I threw the bag away.

That’s a win for the anti-Boston crowd, right? Well, I heard Wilbon say that the first time he was called the n-word to his face was in the legendary Boston Garden. The first time for me was in Akron, Ohio, during a Catholic Youth Organization basketball game. I was 13. I was on an all-black team from the city and my opponent played for an all-white team from the suburbs. I’ll never forget the way he said it to me, so casual that it was as if he were asking for directions.

“What’d you say?” I asked, leaning in.

And he said it again. I gave him a two-handed push to the chest and received a technical. What stood out to me, though, is that the kid was genuinely stunned. He seemed unsure of what he’d said wrong and why I’d reacted the way I did. For him, this was normal.

Now we’re back to a pro-Boston win with that one. It’s not just us; talk about someplace else.

The point we miss too often, sadly, is that the tentacles of racism are such that I never have to doubt what anyone says about Boston because I’ve experienced the same, or similar, in every place I’ve lived, including Wilbon’s hometown of Chicago. Ranking the cities and parsing their racist activity minimizes the ferocity of this global monster. I think we’ve all got to work harder to reframe the conversation so that we confront the issues before us, in Boston and Chicago and Los Angeles, while also putting those issues in their proper, worldwide context.

It means that people who instinctively defend Boston have to be unafraid to grapple with some questions. Specifically, we share the same fragile, racial landscape as other cities in this country, but why do certain things continue to happen routinely on our plot? Why did Hunter hear the slurs here, repeatedly, and nowhere else? Why, here, have people felt so comfortable walking into a public venue and spewing racial profanity without fear?

Is it possible that while we’ve got the same roiling issues as everyone else, the Fenway outfield is our metaphor? That is, Hunter is hearing things out there and there aren’t enough outraged witnesses — at Fenway, at the courthouse, in leadership positions, etc. — who stand up and say or decide 'Dammit, you’re not going to do this here'?

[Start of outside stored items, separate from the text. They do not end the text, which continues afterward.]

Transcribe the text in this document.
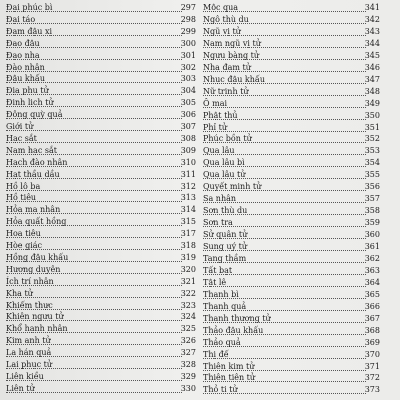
Đại phúc bì	297
Đại táo	298
Đạm đậu xị	299
Đao đậu	300
Đạo nha	301
Đào nhân	302
Đậu khấu	303
Địa phu tử	304
Đinh lịch tử	305
Đông quỳ quả	306
Giới tử	307
Hạc sắt	308
Nam hạc sắt	309
Hạch đào nhân	310
Hạt thầu dầu	311
Hồ lô ba	312
Hồ tiêu	313
Hỏa ma nhân	314
Hỏa quất hồng	315
Hoa tiêu	317
Hòe giác	318
Hồng đậu khấu	319
Hương duyên	320
Ích trí nhân	321
Kha tử	322
Khiếm thực	323
Khiên ngưu tử	324
Khổ hạnh nhân	325
Kim anh tử	326
La hán quả	327
Lai phục tử	328
Liên kiều	329
Liên tử	330
Mộc qua	341
Ngô thù du	342
Ngũ vị tử	343
Nam ngũ vị tử	344
Ngưu bàng tử	345
Nha đam tử	346
Nhục đậu khấu	347
Nữ trinh tử	348
Ô mai	349
Phật thủ	350
Phỉ tử	351
Phúc bồn tử	352
Qua lâu	353
Qua lâu bì	354
Qua lâu tử	355
Quyết minh tử	356
Sa nhân	357
Sơn thù du	358
Sơn tra	359
Sử quân tử	360
Sung uý tử	361
Tang thầm	362
Tất bạt	363
Tật lê	364
Thanh bì	365
Thanh quả	366
Thanh thương tử	367
Thảo đậu khấu	368
Thảo quả	369
Thị đế	370
Thiên kim tử	371
Thiên tiên tử	372
Thỏ ti tử	373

Is it possible that other cities have more layers of protection between them and racism laid bare?

The flip side is that those who peddle the 'Boston is the most racist…' line of thinking have to reflect, too. I understand the trauma of visiting or living in an area where one doesn’t feel valued or safe. Based on innumerable testimonials, Boston has been that place. Unfortunately, Boston is just another city on the list of those where heartbreaking American tragedies have taken place. It’s soul-crushing to name some of them, and it’s dishonest and regressive if we don’t.

How do we even determine a “most” of the past 100 years? Is it Birmingham and the church bombing at the Sixteenth Street Baptist Church that killed four black girls? Is it Chicago and Fred Hampton, riddled with police officers’ bullets as he slept? Bensonhurst and 16-year-old Yusef Hawkins, a black kid killed by a white mob because he was on the “wrong” side of town? Is it Boston and Charles Stuart in 1989, or New York in 2020 with Amy Cooper attempting to echo Stuart’s racial dog whistle?

Is it Minneapolis and George Floyd?

There is no most. There’s all. And no matter where we stand or live, we’ve all got a lot of work to do.